Cheya, who was formerly based in Cape Town, has since 2016 struggled to make it in the music industry in the neighbouring country. Although he tried to make inroads in 2016 after enlisting the assistance of renowned gospel diva, Deborah, releasing a second album in that country became a hurdle.
He then retraced his footsteps to Beitbridge in 2017. "Although the first album fared well on the market, I have been failing to record a second album and only revived my music career in 2020 after having moved to Beitbridge in 2017," said Cheya.
The soft-spoken die-hard Dendera music fan started working on his latest offering, "Nhare", last year and was only able to release it last month.
The album is loaded with eight tracks -- "Nhare", "Garaipano", "Chitenderano", "Wandisimudza", "Restoration", "Hatina Nhamo", "Buruka Mweya" and "Munyengeri".
"I am grateful to the people at Southern Border Studios.
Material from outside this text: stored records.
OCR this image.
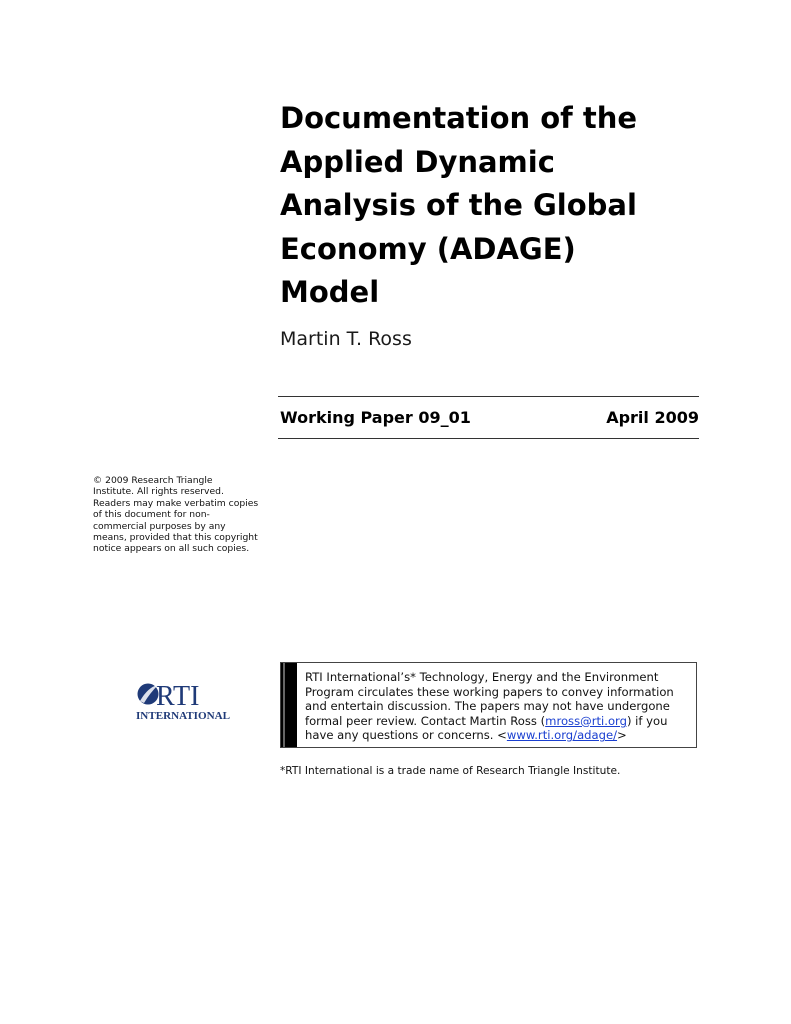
Documentation of the
Applied Dynamic
Analysis of the Global
Economy (ADAGE)
Model
Martin T. Ross
Working Paper 09_01	April 2009
© 2009 Research Triangle
Institute. All rights reserved.
Readers may make verbatim copies
of this document for non-
commercial purposes by any
means, provided that this copyright
notice appears on all such copies.
RTI
INTERNATIONAL
RTI International’s* Technology, Energy and the Environment
Program circulates these working papers to convey information
and entertain discussion. The papers may not have undergone
formal peer review. Contact Martin Ross (mross@rti.org) if you
have any questions or concerns. <www.rti.org/adage/>
*RTI International is a trade name of Research Triangle Institute.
They helped me to find my feet again after having taken a four-year sabbatical.
"The title track 'Nhare' is an encouragement for people to stick with God no matter the challenges they will be experiencing in their daily lives. People must find comfort in the presence of God."
Cheya said the album was loaded with songs performed in various genres, including the Dendera beat.
He said the song "Garaipano", which has a Dendera beat, had been well received by his legion of fans.
Cheya said most of the songs were loaded with praise and social issues.
"I have already started working on videos for 'Nhare', 'Garaipanoand 'Munyengeri, which will be on the market soon. My experience in both Zimbabwe and South Africa has taught me life skills and this has been the driving force for me to keep pushing for success."
All the songs were recorded as singles until he produced enough to make up an album. Cheya said his wish was to see more budding artistes in the border town getting enough exposure and airplay on national radios and television.
This, he said, will build their confidence to produce good music and compete equally with those from other towns.
"My belief is that you don't have to travel to be recognised, but working hard and producing quality products will give you desired results," said Cheya.